In genetics, a cytohet (or heteroplasmon) is a eukaryotic cell whose non-nuclear genome is heterozygous.

The non-nucleic genome of eukaryotic cells exists in cytoplasmic organelles, namely the chloroplasts (only in plant cells) and the mitochondria (in all eukaryotic cells).

Most of the genes in the mitochondria code for respiration-related proteins, and most of the genes in the chloroplasts code for photosynthesis-related proteins. The cytoplasmic genome, in contrast with the nucleic genome, exists in many copies in each cell: each cell contains numerous mitochondria and/or chloroplasts, and each such organelle contains multiple copies of its chromosome.

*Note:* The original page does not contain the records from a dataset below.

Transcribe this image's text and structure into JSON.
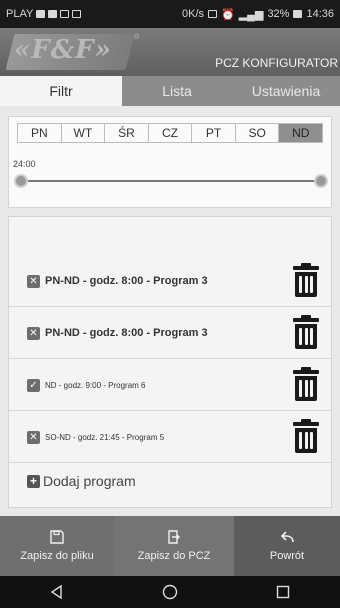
{
  "status_bar": {
    "carrier": "PLAY",
    "network_speed": "0K/s",
    "battery": "32%",
    "time": "14:36"
  },
  "header": {
    "logo_text": "«F&F»",
    "logo_reg": "®",
    "title": "PCZ KONFIGURATOR"
  },
  "tabs": [
    {
      "label": "Filtr",
      "active": true
    },
    {
      "label": "Lista",
      "active": false
    },
    {
      "label": "Ustawienia",
      "active": false
    }
  ],
  "filter": {
    "days": [
      "PN",
      "WT",
      "ŚR",
      "CZ",
      "PT",
      "SO",
      "ND"
    ],
    "selected_day": "ND",
    "time_label": "24:00"
  },
  "programs": [
    {
      "label": "PN-ND - godz. 8:00 - Program 3",
      "state": "x",
      "style": "bold"
    },
    {
      "label": "PN-ND - godz. 8:00 - Program 3",
      "state": "x",
      "style": "bold"
    },
    {
      "label": "ND - godz. 9:00 - Program 6",
      "state": "check",
      "style": "small"
    },
    {
      "label": "SO-ND - godz. 21:45 - Program 5",
      "state": "x",
      "style": "small"
    }
  ],
  "add_program_label": "Dodaj program",
  "bottom_bar": {
    "save_file": "Zapisz do pliku",
    "save_pcz": "Zapisz do PCZ",
    "back": "Powrót"
  },
  "icons": {
    "row_remove": "x-box-icon",
    "row_checked": "check-box-icon",
    "delete": "trash-icon",
    "add": "plus-box-icon",
    "save_file": "floppy-disk-icon",
    "save_pcz": "export-icon",
    "back": "back-arrow-icon"
  }
}
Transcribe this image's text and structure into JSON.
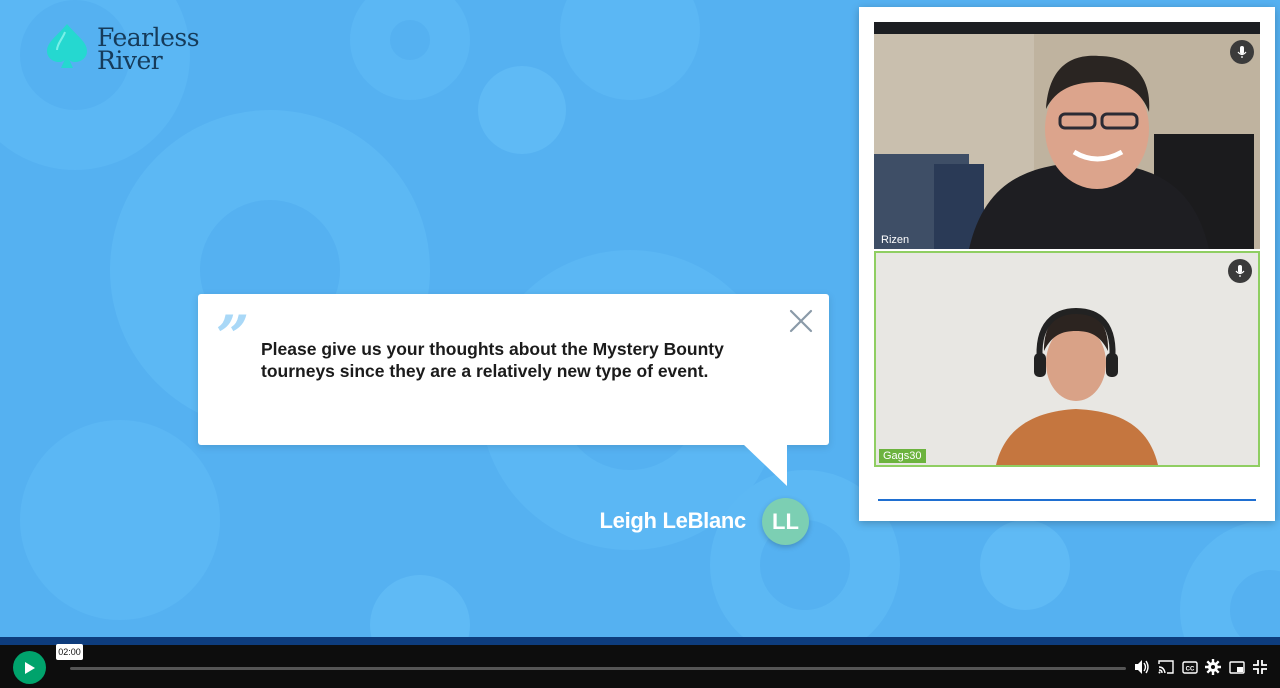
{
  "brand": {
    "line1": "Fearless",
    "line2": "River"
  },
  "quote": {
    "mark": "”",
    "text": "Please give us your thoughts about the Mystery Bounty tourneys since they are a relatively new type of event."
  },
  "author": {
    "name": "Leigh LeBlanc",
    "initials": "LL"
  },
  "participants": [
    {
      "name": "Rizen"
    },
    {
      "name": "Gags30"
    }
  ],
  "player": {
    "time": "02:00",
    "progress": 0.0
  },
  "colors": {
    "background": "#55b1f1",
    "accent": "#00a36c",
    "avatar": "#7ccfb3",
    "active_speaker": "#8fce62"
  },
  "icons": [
    "spade-logo-icon",
    "quote-icon",
    "close-icon",
    "mic-icon",
    "play-icon",
    "volume-icon",
    "cast-icon",
    "captions-icon",
    "settings-icon",
    "pip-icon",
    "fullscreen-exit-icon"
  ]
}
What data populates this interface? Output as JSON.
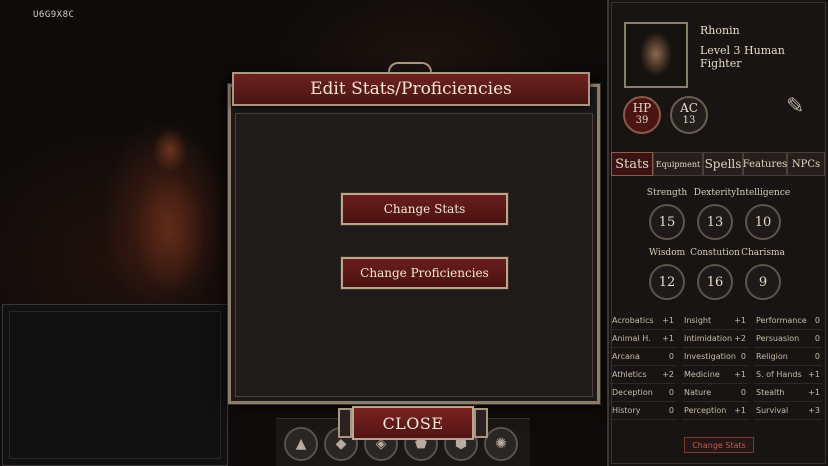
{
  "overlay": {
    "code": "U6G9X8C"
  },
  "modal": {
    "title": "Edit Stats/Proficiencies",
    "change_stats": "Change Stats",
    "change_proficiencies": "Change Proficiencies",
    "close": "CLOSE"
  },
  "character": {
    "name": "Rhonin",
    "level": "Level 3 Human Fighter",
    "hp_label": "HP",
    "hp_value": "39",
    "ac_label": "AC",
    "ac_value": "13"
  },
  "tabs": [
    "Stats",
    "Equipment",
    "Spells",
    "Features",
    "NPCs"
  ],
  "stats": [
    {
      "label": "Strength",
      "value": "15"
    },
    {
      "label": "Dexterity",
      "value": "13"
    },
    {
      "label": "Intelligence",
      "value": "10"
    },
    {
      "label": "Wisdom",
      "value": "12"
    },
    {
      "label": "Constution",
      "value": "16"
    },
    {
      "label": "Charisma",
      "value": "9"
    }
  ],
  "skills": [
    {
      "name": "Acrobatics",
      "value": "+1"
    },
    {
      "name": "Insight",
      "value": "+1"
    },
    {
      "name": "Performance",
      "value": "0"
    },
    {
      "name": "Animal H.",
      "value": "+1"
    },
    {
      "name": "Intimidation",
      "value": "+2"
    },
    {
      "name": "Persuasion",
      "value": "0"
    },
    {
      "name": "Arcana",
      "value": "0"
    },
    {
      "name": "Investigation",
      "value": "0"
    },
    {
      "name": "Religion",
      "value": "0"
    },
    {
      "name": "Athletics",
      "value": "+2"
    },
    {
      "name": "Medicine",
      "value": "+1"
    },
    {
      "name": "S. of Hands",
      "value": "+1"
    },
    {
      "name": "Deception",
      "value": "0"
    },
    {
      "name": "Nature",
      "value": "0"
    },
    {
      "name": "Stealth",
      "value": "+1"
    },
    {
      "name": "History",
      "value": "0"
    },
    {
      "name": "Perception",
      "value": "+1"
    },
    {
      "name": "Survival",
      "value": "+3"
    }
  ],
  "side": {
    "change_stats": "Change Stats"
  },
  "action_bar": {
    "icons": [
      "triangle-icon",
      "cube-icon",
      "octahedron-icon",
      "dodecahedron-icon",
      "icosahedron-icon",
      "d20-icon"
    ]
  }
}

Mutations in the cytoplasmic genome occur spontaneously and at a much higher rate than in the nucleus, since the mitochondria and chloroplasts are exposed to high concentrations of reactive oxygen species (ROS, by-products of respiration and photosynthesis). Mitochondria and chloroplasts with mutant genes have the ability to cause wildtype alleles in other mitochondria and chloroplasts to become mutant as well; the way in which this is done is still not clear. A certain cell in which a mutant gene exists only in some of the organelles, whereas the wildtype allele exists in the rest, is a cytohet (or heteroplasmon).